Review for NeurIPS paper: Cross-lingual Retrieval for Iterative Self-Supervised Training

NeurIPS 2020

Cross-lingual Retrieval for Iterative Self-Supervised Training

Review 1

Summary and Contributions: This work combines together two lines of work on (i) parallel sentence mining using cross-lingual embeddings and (ii) Unsupervised machine translation, to come up with a novel iterative self-supervised approach to improve on both tasks. The approach involves training a multilingual de-noising auto-encoder on monolingual data from multiple languages. The representations learnt on this task are used to initialize an iterative process of mining parallel data, and then using this parallel data to fine-tune the multilingual auto-encoder on a supervised translation task. Training on supervised translation improves the alignment of the cross-lingual embeddings improving the quality of the next set of mined data, while mining better parallel data improves the quality of the model on translation, resulting in a positive feedback loop that benefits both tasks.

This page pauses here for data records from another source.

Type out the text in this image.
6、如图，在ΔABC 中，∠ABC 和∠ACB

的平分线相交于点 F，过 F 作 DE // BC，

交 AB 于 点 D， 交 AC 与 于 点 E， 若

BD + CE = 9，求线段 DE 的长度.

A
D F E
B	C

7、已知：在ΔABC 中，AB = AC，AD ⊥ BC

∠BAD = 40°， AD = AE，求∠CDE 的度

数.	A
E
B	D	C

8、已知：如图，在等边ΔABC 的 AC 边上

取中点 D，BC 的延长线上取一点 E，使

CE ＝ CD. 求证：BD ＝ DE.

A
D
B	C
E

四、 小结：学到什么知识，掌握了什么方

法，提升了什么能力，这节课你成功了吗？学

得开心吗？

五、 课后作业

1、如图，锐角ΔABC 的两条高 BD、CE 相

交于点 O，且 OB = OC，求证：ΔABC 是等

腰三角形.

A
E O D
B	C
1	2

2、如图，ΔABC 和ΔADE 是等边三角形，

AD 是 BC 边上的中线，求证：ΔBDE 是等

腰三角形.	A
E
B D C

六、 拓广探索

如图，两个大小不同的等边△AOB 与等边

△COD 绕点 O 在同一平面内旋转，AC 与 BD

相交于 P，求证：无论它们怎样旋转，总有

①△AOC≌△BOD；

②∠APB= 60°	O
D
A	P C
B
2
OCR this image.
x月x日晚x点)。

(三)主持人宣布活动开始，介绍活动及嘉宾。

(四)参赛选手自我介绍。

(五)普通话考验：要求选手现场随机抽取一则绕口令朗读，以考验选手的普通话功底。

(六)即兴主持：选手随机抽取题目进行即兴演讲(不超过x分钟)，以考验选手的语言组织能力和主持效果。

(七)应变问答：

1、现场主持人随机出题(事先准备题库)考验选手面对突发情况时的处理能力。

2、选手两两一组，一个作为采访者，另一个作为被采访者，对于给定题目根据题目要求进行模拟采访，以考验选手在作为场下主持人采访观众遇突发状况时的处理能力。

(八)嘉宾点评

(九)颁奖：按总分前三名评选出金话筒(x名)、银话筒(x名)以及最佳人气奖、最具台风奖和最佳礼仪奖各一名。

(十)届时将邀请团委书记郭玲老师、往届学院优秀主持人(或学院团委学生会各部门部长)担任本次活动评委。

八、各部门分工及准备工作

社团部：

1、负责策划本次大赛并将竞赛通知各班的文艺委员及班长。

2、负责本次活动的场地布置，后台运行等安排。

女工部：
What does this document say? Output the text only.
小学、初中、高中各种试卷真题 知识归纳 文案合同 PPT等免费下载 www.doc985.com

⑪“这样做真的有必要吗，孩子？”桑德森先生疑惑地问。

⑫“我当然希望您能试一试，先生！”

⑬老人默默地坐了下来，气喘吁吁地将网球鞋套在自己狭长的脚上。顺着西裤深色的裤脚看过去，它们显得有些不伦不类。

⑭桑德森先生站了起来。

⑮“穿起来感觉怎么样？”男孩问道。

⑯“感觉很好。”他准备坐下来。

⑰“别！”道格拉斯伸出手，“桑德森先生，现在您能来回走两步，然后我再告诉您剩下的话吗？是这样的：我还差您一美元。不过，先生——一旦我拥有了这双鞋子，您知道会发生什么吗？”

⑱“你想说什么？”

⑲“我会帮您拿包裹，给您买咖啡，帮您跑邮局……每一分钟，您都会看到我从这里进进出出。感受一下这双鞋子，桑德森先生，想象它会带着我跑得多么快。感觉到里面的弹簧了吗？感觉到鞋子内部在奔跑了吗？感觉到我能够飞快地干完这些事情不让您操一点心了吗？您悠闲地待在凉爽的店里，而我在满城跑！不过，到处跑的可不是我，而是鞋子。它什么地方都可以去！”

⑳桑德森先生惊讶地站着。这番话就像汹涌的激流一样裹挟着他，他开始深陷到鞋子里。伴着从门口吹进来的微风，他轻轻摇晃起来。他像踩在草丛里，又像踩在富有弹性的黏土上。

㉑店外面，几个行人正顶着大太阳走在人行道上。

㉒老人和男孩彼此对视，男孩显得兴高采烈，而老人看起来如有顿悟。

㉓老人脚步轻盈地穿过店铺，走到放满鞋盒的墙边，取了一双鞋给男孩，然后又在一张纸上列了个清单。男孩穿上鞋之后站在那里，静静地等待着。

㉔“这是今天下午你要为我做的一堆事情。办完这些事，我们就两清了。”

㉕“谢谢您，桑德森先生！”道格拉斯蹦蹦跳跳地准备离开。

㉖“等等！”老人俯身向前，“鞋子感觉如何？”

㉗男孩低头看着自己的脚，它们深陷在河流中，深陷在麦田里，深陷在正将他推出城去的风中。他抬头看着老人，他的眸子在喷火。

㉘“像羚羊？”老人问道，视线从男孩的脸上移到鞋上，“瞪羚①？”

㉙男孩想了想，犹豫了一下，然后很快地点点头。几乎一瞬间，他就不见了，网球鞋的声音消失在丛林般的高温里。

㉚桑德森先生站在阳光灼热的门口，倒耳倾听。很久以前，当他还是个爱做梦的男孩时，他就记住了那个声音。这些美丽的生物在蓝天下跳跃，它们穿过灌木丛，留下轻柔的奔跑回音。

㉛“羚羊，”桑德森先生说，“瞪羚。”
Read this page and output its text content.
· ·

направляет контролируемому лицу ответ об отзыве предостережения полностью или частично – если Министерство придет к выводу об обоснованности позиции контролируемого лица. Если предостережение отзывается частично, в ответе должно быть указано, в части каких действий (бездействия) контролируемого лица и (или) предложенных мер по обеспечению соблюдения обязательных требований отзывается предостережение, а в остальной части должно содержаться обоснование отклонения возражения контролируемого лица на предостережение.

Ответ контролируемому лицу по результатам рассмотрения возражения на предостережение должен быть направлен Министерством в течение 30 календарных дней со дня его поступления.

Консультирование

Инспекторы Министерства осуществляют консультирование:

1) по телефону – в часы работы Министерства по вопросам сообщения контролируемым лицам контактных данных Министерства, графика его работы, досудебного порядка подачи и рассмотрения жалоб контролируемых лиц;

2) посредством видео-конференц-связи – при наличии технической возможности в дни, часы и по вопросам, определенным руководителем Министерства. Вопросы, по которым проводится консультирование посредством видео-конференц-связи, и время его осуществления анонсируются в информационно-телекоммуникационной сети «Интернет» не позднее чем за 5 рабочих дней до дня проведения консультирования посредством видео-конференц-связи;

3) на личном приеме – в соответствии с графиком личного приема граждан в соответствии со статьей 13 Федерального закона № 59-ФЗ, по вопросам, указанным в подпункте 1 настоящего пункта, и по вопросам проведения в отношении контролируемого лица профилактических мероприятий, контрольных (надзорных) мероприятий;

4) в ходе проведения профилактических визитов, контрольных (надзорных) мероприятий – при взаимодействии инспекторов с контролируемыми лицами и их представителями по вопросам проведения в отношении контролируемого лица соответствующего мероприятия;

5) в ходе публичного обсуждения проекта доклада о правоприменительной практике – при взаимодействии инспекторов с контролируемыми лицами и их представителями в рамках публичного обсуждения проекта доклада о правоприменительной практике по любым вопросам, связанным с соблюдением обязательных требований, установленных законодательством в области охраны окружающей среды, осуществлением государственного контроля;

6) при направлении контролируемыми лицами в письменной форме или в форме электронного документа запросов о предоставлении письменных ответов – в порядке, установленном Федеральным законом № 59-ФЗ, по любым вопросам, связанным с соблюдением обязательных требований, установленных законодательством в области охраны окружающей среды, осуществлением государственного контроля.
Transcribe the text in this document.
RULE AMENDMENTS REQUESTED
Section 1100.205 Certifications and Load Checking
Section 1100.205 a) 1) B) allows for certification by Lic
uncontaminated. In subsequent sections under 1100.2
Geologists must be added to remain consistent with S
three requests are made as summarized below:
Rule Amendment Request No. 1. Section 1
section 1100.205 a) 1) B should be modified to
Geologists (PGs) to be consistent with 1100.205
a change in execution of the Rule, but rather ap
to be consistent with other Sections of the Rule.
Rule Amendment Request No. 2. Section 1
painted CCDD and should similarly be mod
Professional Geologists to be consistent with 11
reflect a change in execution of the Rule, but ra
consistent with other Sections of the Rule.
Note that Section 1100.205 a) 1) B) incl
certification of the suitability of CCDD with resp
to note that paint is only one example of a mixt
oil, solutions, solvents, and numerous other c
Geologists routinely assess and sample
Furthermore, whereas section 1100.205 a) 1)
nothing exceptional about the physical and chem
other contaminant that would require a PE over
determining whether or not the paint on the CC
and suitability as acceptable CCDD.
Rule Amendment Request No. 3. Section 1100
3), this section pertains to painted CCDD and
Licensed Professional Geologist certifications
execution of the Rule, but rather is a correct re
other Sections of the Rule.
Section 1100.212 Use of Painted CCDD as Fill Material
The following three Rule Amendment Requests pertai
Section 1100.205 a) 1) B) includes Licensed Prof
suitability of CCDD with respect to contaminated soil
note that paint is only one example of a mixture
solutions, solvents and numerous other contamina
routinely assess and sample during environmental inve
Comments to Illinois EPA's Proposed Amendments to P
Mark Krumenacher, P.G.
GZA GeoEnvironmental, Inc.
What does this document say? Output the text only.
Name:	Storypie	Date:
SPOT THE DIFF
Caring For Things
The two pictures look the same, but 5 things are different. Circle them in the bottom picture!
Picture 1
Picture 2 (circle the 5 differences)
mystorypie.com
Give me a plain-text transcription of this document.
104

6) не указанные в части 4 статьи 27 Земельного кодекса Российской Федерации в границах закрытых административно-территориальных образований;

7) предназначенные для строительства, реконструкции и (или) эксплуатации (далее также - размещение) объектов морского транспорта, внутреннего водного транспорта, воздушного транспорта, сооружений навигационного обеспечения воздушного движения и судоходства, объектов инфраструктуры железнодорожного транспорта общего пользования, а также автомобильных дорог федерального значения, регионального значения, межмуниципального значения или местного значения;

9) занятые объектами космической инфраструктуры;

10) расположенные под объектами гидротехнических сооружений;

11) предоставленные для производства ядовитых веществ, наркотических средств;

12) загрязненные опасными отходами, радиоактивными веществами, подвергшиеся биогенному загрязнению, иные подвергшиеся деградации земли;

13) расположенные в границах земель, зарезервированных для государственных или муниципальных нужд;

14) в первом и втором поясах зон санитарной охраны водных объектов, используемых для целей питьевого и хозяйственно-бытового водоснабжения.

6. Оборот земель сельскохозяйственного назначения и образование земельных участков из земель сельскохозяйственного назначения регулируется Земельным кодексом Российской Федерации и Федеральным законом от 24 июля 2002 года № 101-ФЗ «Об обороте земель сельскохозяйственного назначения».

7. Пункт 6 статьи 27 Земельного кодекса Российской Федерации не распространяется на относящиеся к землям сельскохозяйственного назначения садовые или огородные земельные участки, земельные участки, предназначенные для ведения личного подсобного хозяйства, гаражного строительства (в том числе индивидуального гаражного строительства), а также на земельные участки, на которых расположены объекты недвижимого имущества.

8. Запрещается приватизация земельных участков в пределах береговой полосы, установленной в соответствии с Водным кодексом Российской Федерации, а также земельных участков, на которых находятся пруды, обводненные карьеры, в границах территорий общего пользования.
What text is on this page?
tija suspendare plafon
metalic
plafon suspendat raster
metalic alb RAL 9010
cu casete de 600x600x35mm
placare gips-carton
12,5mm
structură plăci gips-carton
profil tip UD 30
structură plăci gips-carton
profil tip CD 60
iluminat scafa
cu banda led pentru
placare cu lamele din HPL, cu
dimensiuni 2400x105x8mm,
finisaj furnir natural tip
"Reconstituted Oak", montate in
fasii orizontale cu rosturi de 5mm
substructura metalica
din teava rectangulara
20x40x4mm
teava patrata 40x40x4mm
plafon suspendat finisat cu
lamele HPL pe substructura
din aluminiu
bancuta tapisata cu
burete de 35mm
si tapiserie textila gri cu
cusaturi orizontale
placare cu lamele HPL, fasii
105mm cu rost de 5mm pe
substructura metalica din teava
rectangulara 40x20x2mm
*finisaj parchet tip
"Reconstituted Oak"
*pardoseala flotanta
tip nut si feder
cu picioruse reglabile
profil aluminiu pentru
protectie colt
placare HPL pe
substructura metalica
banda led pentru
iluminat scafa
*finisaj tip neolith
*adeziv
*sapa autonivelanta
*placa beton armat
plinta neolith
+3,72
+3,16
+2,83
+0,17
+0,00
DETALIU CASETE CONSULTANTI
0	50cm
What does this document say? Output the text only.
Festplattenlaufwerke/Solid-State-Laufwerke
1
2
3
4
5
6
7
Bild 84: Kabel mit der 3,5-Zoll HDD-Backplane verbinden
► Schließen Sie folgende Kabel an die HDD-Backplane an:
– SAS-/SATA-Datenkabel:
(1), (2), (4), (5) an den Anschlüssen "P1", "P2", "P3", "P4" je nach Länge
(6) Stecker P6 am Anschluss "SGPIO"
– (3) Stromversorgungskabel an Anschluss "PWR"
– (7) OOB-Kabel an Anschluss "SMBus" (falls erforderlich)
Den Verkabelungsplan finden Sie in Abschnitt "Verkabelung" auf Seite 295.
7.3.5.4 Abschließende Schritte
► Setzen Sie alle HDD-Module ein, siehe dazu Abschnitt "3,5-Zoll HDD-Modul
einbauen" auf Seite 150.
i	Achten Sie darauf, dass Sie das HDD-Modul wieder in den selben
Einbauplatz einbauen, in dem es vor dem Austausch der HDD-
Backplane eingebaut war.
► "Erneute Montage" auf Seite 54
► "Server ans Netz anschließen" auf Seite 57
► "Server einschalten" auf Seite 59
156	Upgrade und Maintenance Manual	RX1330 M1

Key Contributions: (i) The paper proposes a novel approach for unsupervised parallel corpus mining and unsupervised machine translation, improving on the SoTA on both tasks by significant margins. Experiments are conducted on the Tatoeba retrieval task and a 25 language translation task based on a combination of a few academic benchmark datasets. (ii) Careful experiments to demonstrate how using parallel data from just one language pair significantly improves the cross-lingual embedding alignment in a multilingual de-noising auto-encoder.

Strengths: This is a very interesting project combining together two lines of research, resulting in strong improvements on both tasks. (i) Solid quality improvements over strong baselines on both unsupervised retrieval and translation tasks. (ii) Careful case studies with retrieval on the 58-language Ted dataset to demonstrate how fine-tuning even on a single language pair significantly improves the quality of retrieval on all language pairs. This example clearly motivates the rest of the study. (iii) Very well motivated and easy to read.

Weaknesses: No major weaknesses. (i) The paper has several typos and grammatical errors. Line 26: Retrievial -> Retrieval Line 99 -> agnostic -> agnosticity, representation -> representations Line 152 prepossessing -> pre-processing

Correctness: No issues with claims/methods.

Clarity: Paper is usually well written and easy to read except for grammatical/spelling errors.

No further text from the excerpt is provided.